Als dieses Shirt (damals noch aus Wolle) auf der Uniformliste französischer Seemänner landet, ahnt noch niemand, dass es Jahrzehnte später modische Relevanz erhält und diese dauerhaft behalten wird. In den 1930ern zu den weiten Leinenhosen der französischen "Sommerfrischler", in den 1960ern im links-intellektuellen Paris, in den 1990ern auf den Laufstegen zu Lederjacken. Jetzt ist es zurück. Aber alles bleibt anders.

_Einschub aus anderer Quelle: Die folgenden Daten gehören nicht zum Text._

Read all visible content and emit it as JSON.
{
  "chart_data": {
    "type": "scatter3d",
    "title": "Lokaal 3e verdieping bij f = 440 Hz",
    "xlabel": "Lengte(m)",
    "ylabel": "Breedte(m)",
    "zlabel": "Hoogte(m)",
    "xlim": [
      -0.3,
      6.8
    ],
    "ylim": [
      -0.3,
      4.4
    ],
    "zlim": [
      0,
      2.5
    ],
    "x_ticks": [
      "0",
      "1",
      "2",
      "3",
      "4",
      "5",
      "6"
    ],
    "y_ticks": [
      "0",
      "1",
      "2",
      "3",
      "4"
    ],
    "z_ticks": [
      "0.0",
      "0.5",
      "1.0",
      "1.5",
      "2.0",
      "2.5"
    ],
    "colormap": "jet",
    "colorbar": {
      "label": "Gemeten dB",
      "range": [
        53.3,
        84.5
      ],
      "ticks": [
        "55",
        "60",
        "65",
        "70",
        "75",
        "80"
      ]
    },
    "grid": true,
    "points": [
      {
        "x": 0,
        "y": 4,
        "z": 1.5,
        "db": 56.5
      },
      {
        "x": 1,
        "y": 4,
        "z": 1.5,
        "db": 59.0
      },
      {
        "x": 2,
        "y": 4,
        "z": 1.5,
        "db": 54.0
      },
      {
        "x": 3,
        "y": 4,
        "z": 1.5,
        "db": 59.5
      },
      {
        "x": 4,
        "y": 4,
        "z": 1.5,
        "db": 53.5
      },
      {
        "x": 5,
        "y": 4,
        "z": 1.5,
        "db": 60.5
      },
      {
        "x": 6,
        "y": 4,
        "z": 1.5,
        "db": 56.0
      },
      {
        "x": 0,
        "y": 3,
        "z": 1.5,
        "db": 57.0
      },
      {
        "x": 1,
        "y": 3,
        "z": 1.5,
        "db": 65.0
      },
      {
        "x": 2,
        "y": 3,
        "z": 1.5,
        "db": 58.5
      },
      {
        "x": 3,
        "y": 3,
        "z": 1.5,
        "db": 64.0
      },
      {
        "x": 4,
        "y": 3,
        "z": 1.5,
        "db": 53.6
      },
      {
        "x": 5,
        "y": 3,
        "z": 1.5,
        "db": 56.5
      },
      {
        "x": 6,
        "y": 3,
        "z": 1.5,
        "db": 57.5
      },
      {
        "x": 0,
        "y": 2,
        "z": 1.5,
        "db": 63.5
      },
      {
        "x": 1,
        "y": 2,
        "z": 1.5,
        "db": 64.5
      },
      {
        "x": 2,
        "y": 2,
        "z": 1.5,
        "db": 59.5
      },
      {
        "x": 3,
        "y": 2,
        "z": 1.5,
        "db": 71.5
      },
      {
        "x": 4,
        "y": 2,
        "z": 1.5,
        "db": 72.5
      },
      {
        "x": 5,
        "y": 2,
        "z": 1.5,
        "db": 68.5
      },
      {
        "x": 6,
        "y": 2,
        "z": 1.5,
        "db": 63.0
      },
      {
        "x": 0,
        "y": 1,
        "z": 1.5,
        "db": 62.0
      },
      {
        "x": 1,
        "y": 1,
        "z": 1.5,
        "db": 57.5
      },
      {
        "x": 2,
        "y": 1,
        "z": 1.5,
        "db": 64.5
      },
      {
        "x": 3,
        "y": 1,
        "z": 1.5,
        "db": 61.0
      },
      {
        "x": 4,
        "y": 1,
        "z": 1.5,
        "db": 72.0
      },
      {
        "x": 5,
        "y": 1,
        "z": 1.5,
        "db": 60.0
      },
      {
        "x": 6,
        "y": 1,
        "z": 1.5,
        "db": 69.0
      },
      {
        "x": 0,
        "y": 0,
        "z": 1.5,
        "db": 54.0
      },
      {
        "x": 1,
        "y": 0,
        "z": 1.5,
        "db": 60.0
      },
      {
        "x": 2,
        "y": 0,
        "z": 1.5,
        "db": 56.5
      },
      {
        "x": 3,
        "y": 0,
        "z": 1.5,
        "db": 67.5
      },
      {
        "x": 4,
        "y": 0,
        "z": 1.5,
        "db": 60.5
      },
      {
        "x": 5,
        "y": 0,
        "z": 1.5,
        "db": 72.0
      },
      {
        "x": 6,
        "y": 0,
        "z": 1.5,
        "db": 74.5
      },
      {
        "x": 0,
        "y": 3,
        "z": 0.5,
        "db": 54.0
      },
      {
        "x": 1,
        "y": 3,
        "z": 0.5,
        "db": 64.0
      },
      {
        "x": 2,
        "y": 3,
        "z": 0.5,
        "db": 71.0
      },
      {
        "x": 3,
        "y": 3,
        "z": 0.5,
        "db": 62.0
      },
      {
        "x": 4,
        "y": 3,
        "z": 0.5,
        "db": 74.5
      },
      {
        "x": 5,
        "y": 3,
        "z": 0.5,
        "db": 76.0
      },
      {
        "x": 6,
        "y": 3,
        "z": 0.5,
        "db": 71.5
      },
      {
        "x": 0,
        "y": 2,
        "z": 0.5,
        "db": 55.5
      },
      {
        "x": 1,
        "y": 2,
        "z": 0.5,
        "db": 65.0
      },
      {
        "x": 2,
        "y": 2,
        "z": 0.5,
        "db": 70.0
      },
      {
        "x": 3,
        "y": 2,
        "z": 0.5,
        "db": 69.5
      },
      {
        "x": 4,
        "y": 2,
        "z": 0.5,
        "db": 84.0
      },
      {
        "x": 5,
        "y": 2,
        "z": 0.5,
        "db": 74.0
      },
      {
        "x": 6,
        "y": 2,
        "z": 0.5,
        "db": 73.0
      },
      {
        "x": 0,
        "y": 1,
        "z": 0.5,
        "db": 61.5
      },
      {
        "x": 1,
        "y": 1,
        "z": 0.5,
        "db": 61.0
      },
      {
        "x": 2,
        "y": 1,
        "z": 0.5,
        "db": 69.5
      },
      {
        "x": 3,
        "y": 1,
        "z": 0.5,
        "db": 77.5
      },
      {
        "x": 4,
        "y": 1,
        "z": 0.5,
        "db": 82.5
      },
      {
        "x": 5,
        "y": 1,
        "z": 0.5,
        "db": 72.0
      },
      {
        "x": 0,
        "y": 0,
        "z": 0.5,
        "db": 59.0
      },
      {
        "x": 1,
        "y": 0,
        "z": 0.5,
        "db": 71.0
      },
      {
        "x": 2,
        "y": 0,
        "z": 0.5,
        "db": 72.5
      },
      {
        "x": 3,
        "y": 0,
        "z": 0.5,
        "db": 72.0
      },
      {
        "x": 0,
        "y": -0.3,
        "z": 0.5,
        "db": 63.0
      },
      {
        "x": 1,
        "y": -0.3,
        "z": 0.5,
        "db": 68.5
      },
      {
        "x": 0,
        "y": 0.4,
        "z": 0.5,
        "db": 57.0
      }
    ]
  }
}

Zu den klassischen Farben Marine und Ecru gesellen sich modisch-farbige Ergänzungen. Gut gekleidete Männer tragen den Ringel in jedem Alter, in aller Welt, in der Stadt, daheim: Nach wie vor ist das Shirt richtig zu Jeans oder Shorts am Strand, neu ist es mit Chinos oder Slacks und teurem, blauem Sakko der kosmopolite Mann trägt es sogar zum Anzug. Das Original stammt aus der Bretagne. Sie erkennen es am dichten Jersey, an dem gemäßigten Bootsausschnitt, dem Schnitt ohne Bündchen, den verschieden breiten Ringeln und dem Namen "Saint James". Einfach gut angezogen.

Nach oben
:: :: .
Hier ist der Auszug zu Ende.